NHL COO John Collins has vowed to turn the NHL Network into something better. There’s certainly a lot of looking up the league-sanctioned station needs to do to put itself on par with the sublime MLB Network, the dull but well-produced NFL Network, and the I-don’t-watch-but-when-I-flip-past-it-looks-better NBA TV. You’d think that would start by remaking the league’s flagship show, NHL On the Fly, the nightly highlights whip around the league, eventually ending in the 1AM On the Fly: Final, which recaps the day’s action.

Well, for those of you wondering if they did that in time for this season … they haven’t. The show is still ridiculously boring. The exception, of course is the game highlights, which remain terrific because they show the broadcast highlights with the play-by-play and color commentator without talking heads spouting catchphrases over. It’s the beauty of the game in highlight form. We can talk about this all night, but for now, let’s show you the game with some peace. How every other league-specific network doesn’t have a show like this is beyond me.

Aside from that, though, I’ve yet to see a big enough change in On the Fly’s banter portion of the show, which needs to get more in-depth, more x’s and o’s, more entertaining … just more something. Dan Pollard, a network original, was let go over the summer for former ESPNews anchor David Amber, who might as well be a carbon copy of both Pollard and fellow On the Fly host Brian Duff. They’re all polite, unfunny hockey fans who should probably be hosting a newscast instead of a hockey show. I know John Buccigross is a polarizing name in some hockey circles, but the man can carry an entire hockey show on his back. Why will no one allow him to do it in exchange for these boring dudes?

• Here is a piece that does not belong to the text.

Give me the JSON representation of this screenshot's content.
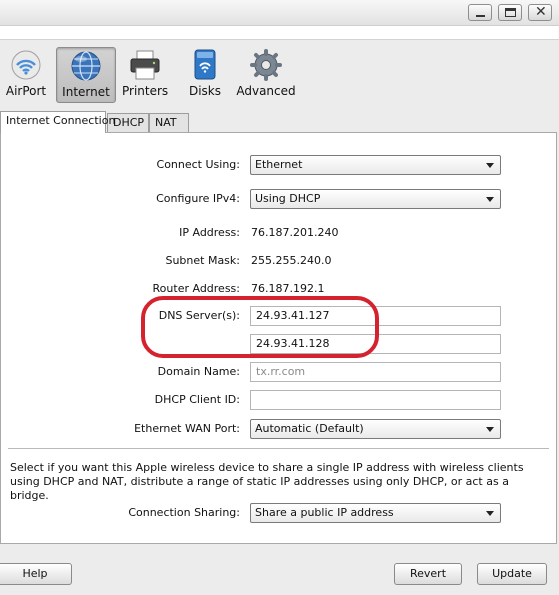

To be fair, it’s Amber, Duff and Bill Patrick on Hockey Central’s job to be the set-up man for his analysts. Again, NHL Network hasn’t improved. Other than Mike Johnson, there seems little analysis worth listening to. I sure hope I get to hear Bobby Holik, Brad May and Kevin Weekes (all scheduled to appear regularly on the show at some point) soon, because guys like Gary Green just do not cut it any more. They overstate the obvious, pound home things you’ve heard a million times before, and just restate what they’re trying to say over and over again, like I did just within the context of that sentence. There needs to be some fresh blood, and I hope to evaluate it soon.

It’s okay, however, if On the Fly isn’t great as a studio show. It remains a fantastic highlight showcase for the league. It gets out of it’s own way and let’s the players show you, almost like a little child walking up to you with his art project and quietly waiting for your approval. That’s what makes the show worthwhile. However, it’d be nice if I could stick with the show for the portion after the game highlights have ended, which can total more than 30 minutes some nights. Regardless, I’ll still watch On the Fly, because there’s nothing like it on TV, for better and worse.


One Response to Making Peace with the Painstakingly Dull Charm of NHL On the Fly

  1. Mike in Idaho says:

    You should give them props for finally upgrading to HD.